Google assistant is one of the most reliable voice assistants that can manage all your tasks from setting your alarm to all other tasks in your schedule. As Google is making its way through advancement in AI through bard, it seems like it could be planning to introduce Generative AI capabilities for its assistant app. Initially the feature will be about summarizing web content for you.

Google assistant can read your web pages allowed by receiving your command. Although this will read out all the content of the page including all contents.

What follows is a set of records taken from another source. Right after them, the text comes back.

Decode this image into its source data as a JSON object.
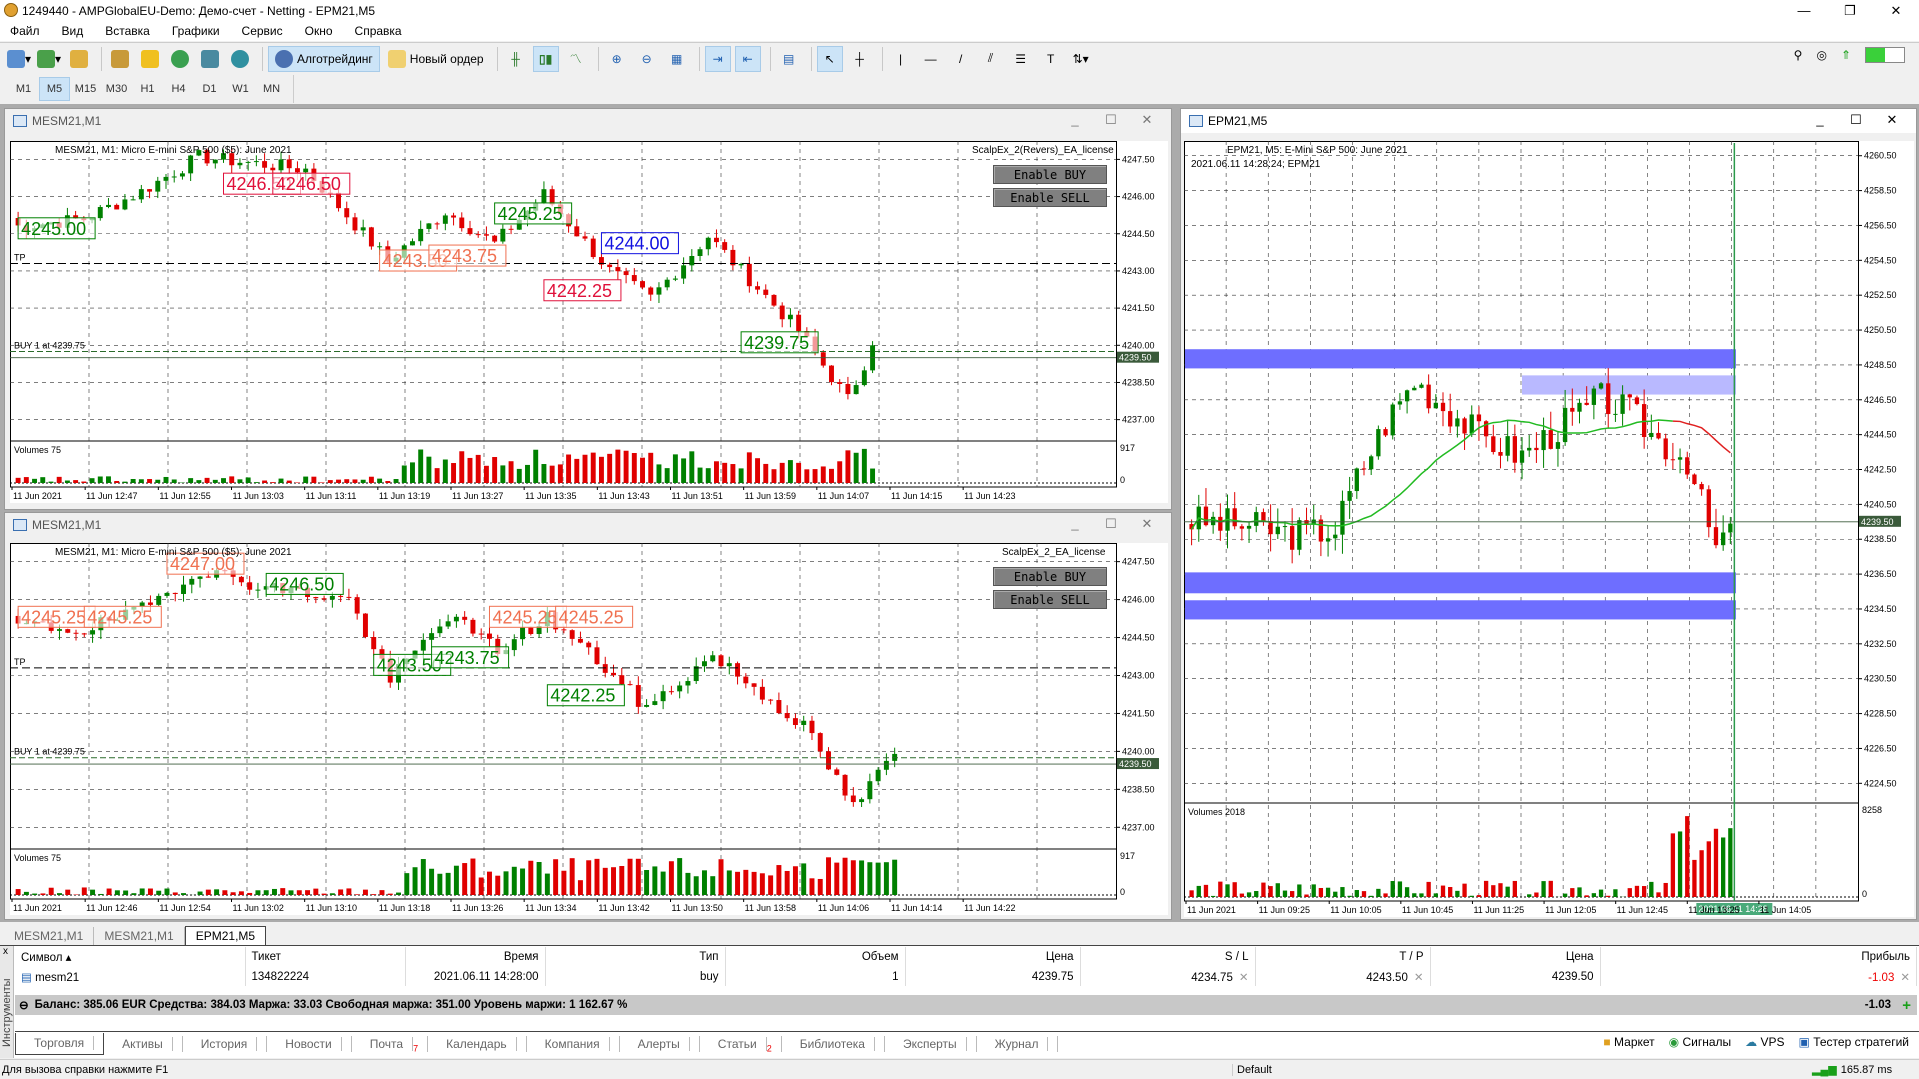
{
  "window": {
    "title": "1249440 - AMPGlobalEU-Demo: Демо-счет - Netting - EPM21,M5"
  },
  "menu": [
    "Файл",
    "Вид",
    "Вставка",
    "Графики",
    "Сервис",
    "Окно",
    "Справка"
  ],
  "toolbar": {
    "algo_label": "Алготрейдинг",
    "order_label": "Новый ордер"
  },
  "timeframes": [
    "M1",
    "M5",
    "M15",
    "M30",
    "H1",
    "H4",
    "D1",
    "W1",
    "MN"
  ],
  "active_timeframe": "M5",
  "colors": {
    "up": "#008000",
    "down": "#e00000",
    "zone_dark": "#6e6eff",
    "zone_light": "#b9b9ff",
    "ma": "#22bb22"
  },
  "charts": [
    {
      "caption": "MESM21,M1",
      "header": "MESM21, M1:  Micro E-mini S&P 500 ($5): June 2021",
      "ea": "ScalpEx_2(Revers)_EA_license",
      "btn_buy": "Enable BUY",
      "btn_sell": "Enable SELL",
      "ymin": 4236.3,
      "ymax": 4248.0,
      "ticks": [
        "4247.50",
        "4246.00",
        "4244.50",
        "4243.00",
        "4241.50",
        "4240.00",
        "4238.50",
        "4237.00"
      ],
      "price_tag": "4239.50",
      "buy_line": {
        "label": "BUY 1 at 4239.75",
        "price": 4239.75
      },
      "tp_line": {
        "label": "TP",
        "price": 4243.3
      },
      "n": 105,
      "fill": 0.78,
      "seed": 7,
      "keypoints": [
        [
          0,
          4244.8
        ],
        [
          8,
          4245.1
        ],
        [
          15,
          4246.2
        ],
        [
          22,
          4247.6
        ],
        [
          35,
          4247.1
        ],
        [
          45,
          4243.4
        ],
        [
          52,
          4245.4
        ],
        [
          58,
          4244.1
        ],
        [
          64,
          4246.1
        ],
        [
          72,
          4243.0
        ],
        [
          77,
          4241.9
        ],
        [
          84,
          4244.4
        ],
        [
          95,
          4240.6
        ],
        [
          101,
          4237.8
        ],
        [
          104,
          4240.0
        ]
      ],
      "volume_label": "Volumes 75",
      "vol_max": "917",
      "vol_min": "0",
      "vol_boost_from": 47,
      "xlabels": [
        "11 Jun 2021",
        "11 Jun 12:47",
        "11 Jun 12:55",
        "11 Jun 13:03",
        "11 Jun 13:11",
        "11 Jun 13:19",
        "11 Jun 13:27",
        "11 Jun 13:35",
        "11 Jun 13:43",
        "11 Jun 13:51",
        "11 Jun 13:59",
        "11 Jun 14:07",
        "11 Jun 14:15",
        "11 Jun 14:23"
      ],
      "labels": [
        {
          "text": "4245.00",
          "i": 0,
          "p": 4244.7,
          "color": "#008000"
        },
        {
          "text": "4246.50",
          "i": 25,
          "p": 4246.5,
          "color": "#e0103a"
        },
        {
          "text": "4246.50",
          "i": 31,
          "p": 4246.5,
          "color": "#e0103a"
        },
        {
          "text": "4243.50",
          "i": 44,
          "p": 4243.4,
          "color": "#f07050"
        },
        {
          "text": "4243.75",
          "i": 50,
          "p": 4243.6,
          "color": "#f07050"
        },
        {
          "text": "4245.25",
          "i": 58,
          "p": 4245.3,
          "color": "#008000"
        },
        {
          "text": "4244.00",
          "i": 71,
          "p": 4244.1,
          "color": "#1010e0"
        },
        {
          "text": "4242.25",
          "i": 64,
          "p": 4242.2,
          "color": "#e0103a"
        },
        {
          "text": "4239.75",
          "i": 88,
          "p": 4240.1,
          "color": "#008000"
        }
      ]
    },
    {
      "caption": "MESM21,M1",
      "header": "MESM21, M1:  Micro E-mini S&P 500 ($5): June 2021",
      "ea": "ScalpEx_2_EA_license",
      "btn_buy": "Enable BUY",
      "btn_sell": "Enable SELL",
      "ymin": 4236.3,
      "ymax": 4248.0,
      "ticks": [
        "4247.50",
        "4246.00",
        "4244.50",
        "4243.00",
        "4241.50",
        "4240.00",
        "4238.50",
        "4237.00"
      ],
      "price_tag": "4239.50",
      "buy_line": {
        "label": "BUY 1 at 4239.75",
        "price": 4239.75
      },
      "tp_line": {
        "label": "TP",
        "price": 4243.3
      },
      "n": 107,
      "fill": 0.8,
      "seed": 19,
      "keypoints": [
        [
          0,
          4245.0
        ],
        [
          8,
          4244.8
        ],
        [
          15,
          4245.6
        ],
        [
          22,
          4247.2
        ],
        [
          30,
          4246.5
        ],
        [
          40,
          4246.0
        ],
        [
          45,
          4242.8
        ],
        [
          52,
          4245.4
        ],
        [
          58,
          4244.0
        ],
        [
          64,
          4245.3
        ],
        [
          70,
          4243.6
        ],
        [
          76,
          4241.7
        ],
        [
          84,
          4243.8
        ],
        [
          95,
          4241.0
        ],
        [
          101,
          4237.8
        ],
        [
          106,
          4239.9
        ]
      ],
      "volume_label": "Volumes 75",
      "vol_max": "917",
      "vol_min": "0",
      "vol_boost_from": 47,
      "xlabels": [
        "11 Jun 2021",
        "11 Jun 12:46",
        "11 Jun 12:54",
        "11 Jun 13:02",
        "11 Jun 13:10",
        "11 Jun 13:18",
        "11 Jun 13:26",
        "11 Jun 13:34",
        "11 Jun 13:42",
        "11 Jun 13:50",
        "11 Jun 13:58",
        "11 Jun 14:06",
        "11 Jun 14:14",
        "11 Jun 14:22"
      ],
      "labels": [
        {
          "text": "4245.25",
          "i": 0,
          "p": 4245.3,
          "color": "#f07050"
        },
        {
          "text": "4245.25",
          "i": 8,
          "p": 4245.3,
          "color": "#f07050"
        },
        {
          "text": "4247.00",
          "i": 18,
          "p": 4247.4,
          "color": "#f07050"
        },
        {
          "text": "4246.50",
          "i": 30,
          "p": 4246.6,
          "color": "#008000"
        },
        {
          "text": "4243.50",
          "i": 43,
          "p": 4243.4,
          "color": "#008000"
        },
        {
          "text": "4243.75",
          "i": 50,
          "p": 4243.7,
          "color": "#008000"
        },
        {
          "text": "4245.25",
          "i": 57,
          "p": 4245.3,
          "color": "#f07050"
        },
        {
          "text": "4245.25",
          "i": 65,
          "p": 4245.3,
          "color": "#f07050"
        },
        {
          "text": "4242.25",
          "i": 64,
          "p": 4242.2,
          "color": "#008000"
        }
      ]
    },
    {
      "caption": "EPM21,M5",
      "header": "EPM21, M5:  E-Mini S&P 500: June 2021",
      "subheader": "2021.06.11 14:28:24; EPM21",
      "ymin": 4223.6,
      "ymax": 4261.0,
      "ticks": [
        "4260.50",
        "4258.50",
        "4256.50",
        "4254.50",
        "4252.50",
        "4250.50",
        "4248.50",
        "4246.50",
        "4244.50",
        "4242.50",
        "4240.50",
        "4238.50",
        "4236.50",
        "4234.50",
        "4232.50",
        "4230.50",
        "4228.50",
        "4226.50",
        "4224.50"
      ],
      "price_tag": "4239.50",
      "n": 76,
      "fill": 0.81,
      "seed": 3,
      "keypoints": [
        [
          0,
          4239.6
        ],
        [
          8,
          4239.3
        ],
        [
          14,
          4238.8
        ],
        [
          20,
          4239.1
        ],
        [
          23,
          4242.0
        ],
        [
          27,
          4245.2
        ],
        [
          31,
          4247.6
        ],
        [
          35,
          4246.2
        ],
        [
          40,
          4244.5
        ],
        [
          46,
          4243.3
        ],
        [
          52,
          4245.2
        ],
        [
          57,
          4246.6
        ],
        [
          61,
          4245.8
        ],
        [
          65,
          4244.2
        ],
        [
          69,
          4243.1
        ],
        [
          73,
          4237.9
        ],
        [
          75,
          4239.4
        ]
      ],
      "volume_label": "Volumes 2018",
      "vol_max": "8258",
      "vol_min": "0",
      "vol_boost_from": 67,
      "xlabels": [
        "11 Jun 2021",
        "11 Jun 09:25",
        "11 Jun 10:05",
        "11 Jun 10:45",
        "11 Jun 11:25",
        "11 Jun 12:05",
        "11 Jun 12:45",
        "11 Jun 13:25",
        "11 Jun 14:05"
      ],
      "time_tag": "2021.06.11 14:28",
      "zones": [
        {
          "from": 4249.4,
          "to": 4248.3,
          "start": 0,
          "tone": "zone_dark"
        },
        {
          "from": 4247.9,
          "to": 4246.8,
          "start": 46,
          "tone": "zone_light"
        },
        {
          "from": 4236.6,
          "to": 4235.4,
          "start": 0,
          "tone": "zone_dark"
        },
        {
          "from": 4235.0,
          "to": 4233.9,
          "start": 0,
          "tone": "zone_dark"
        }
      ],
      "ma_period": 20
    }
  ],
  "doc_tabs": [
    "MESM21,M1",
    "MESM21,M1",
    "EPM21,M5"
  ],
  "terminal": {
    "side_label": "Инструменты",
    "columns": [
      "Символ",
      "Тикет",
      "Время",
      "Тип",
      "Объем",
      "Цена",
      "S / L",
      "T / P",
      "Цена",
      "Прибыль"
    ],
    "rows": [
      {
        "symbol": "mesm21",
        "ticket": "134822224",
        "time": "2021.06.11 14:28:00",
        "type": "buy",
        "volume": "1",
        "open_price": "4239.75",
        "sl": "4234.75",
        "tp": "4243.50",
        "price": "4239.50",
        "profit": "-1.03"
      }
    ],
    "summary": "Баланс: 385.06 EUR  Средства: 384.03  Маржа: 33.03  Свободная маржа: 351.00  Уровень маржи: 1 162.67 %",
    "total_profit": "-1.03",
    "tabs": [
      {
        "label": "Торговля"
      },
      {
        "label": "Активы"
      },
      {
        "label": "История"
      },
      {
        "label": "Новости"
      },
      {
        "label": "Почта",
        "badge": "7"
      },
      {
        "label": "Календарь"
      },
      {
        "label": "Компания"
      },
      {
        "label": "Алерты"
      },
      {
        "label": "Статьи",
        "badge": "2"
      },
      {
        "label": "Библиотека"
      },
      {
        "label": "Эксперты"
      },
      {
        "label": "Журнал"
      }
    ],
    "services": [
      "Маркет",
      "Сигналы",
      "VPS",
      "Тестер стратегий"
    ]
  },
  "status": {
    "help": "Для вызова справки нажмите F1",
    "profile": "Default",
    "ping": "165.87 ms"
  }
}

Some of which might not be related.  9to5Google When searching through the code for the main Google app, which is available on the Play Store, version 14.29, Google came upon a new generative AI capability for Assistant that might cut through the clutter and get right to the point.

A new Summarize button will display next to the Read command shortcut if you invoke Assistant using the hot-word while using Chrome or an in-app browser (both of which are powered by Chrome by default). If you want, you can just tell Assistant to “summarize this.” Both activation methods appear to be ineffective at the time, producing a straightforward error notice that reads, “Assistant is unable to handle the request.”

Although, 9to5Given that Google’s generative AI model is adapt at summarizing, as demonstrated by Bard answers, the company thinks the tool could easily summarize any online page, not just articles. Hopefully, it will function on other browsers as well. The first service to use an AI-powered summarization feature was Google Docs, but generative AI projects like Bard and the Search Labs experiment have shied away from Assistant-like features, indicating that summarization may be a Pixel-only feature for Assistant.

Despite our excitement for the first generative AI feature coming to Google Assistant, there is a significant problem that needs to be addressed. There is a chance that the feature highlights some elements from the source while ignoring others, which could lead to bias you won’t see unless you check the description with the original.

Concurrent generative AI applications that Google is creating, like as the aid for journalists that we heard about earlier this week, are adding to the cause for alarm. The tools may not seem like a big deal to the ordinary Assistant user when used separately, but when combined with an AI-powered summarizing tool, biased content that AI develops could result in dangerous falsehoods.

If Google can avoid the drawbacks of such a closed feedback loop, a summary tool could be helpful whether it is unique to Pixel devices or not. It could save you the time and effort of skimming through the internet by quickly providing the information you were looking for. Although we still don’t know when it will be possible to summarize on Assistant, we will keep a watch out for it.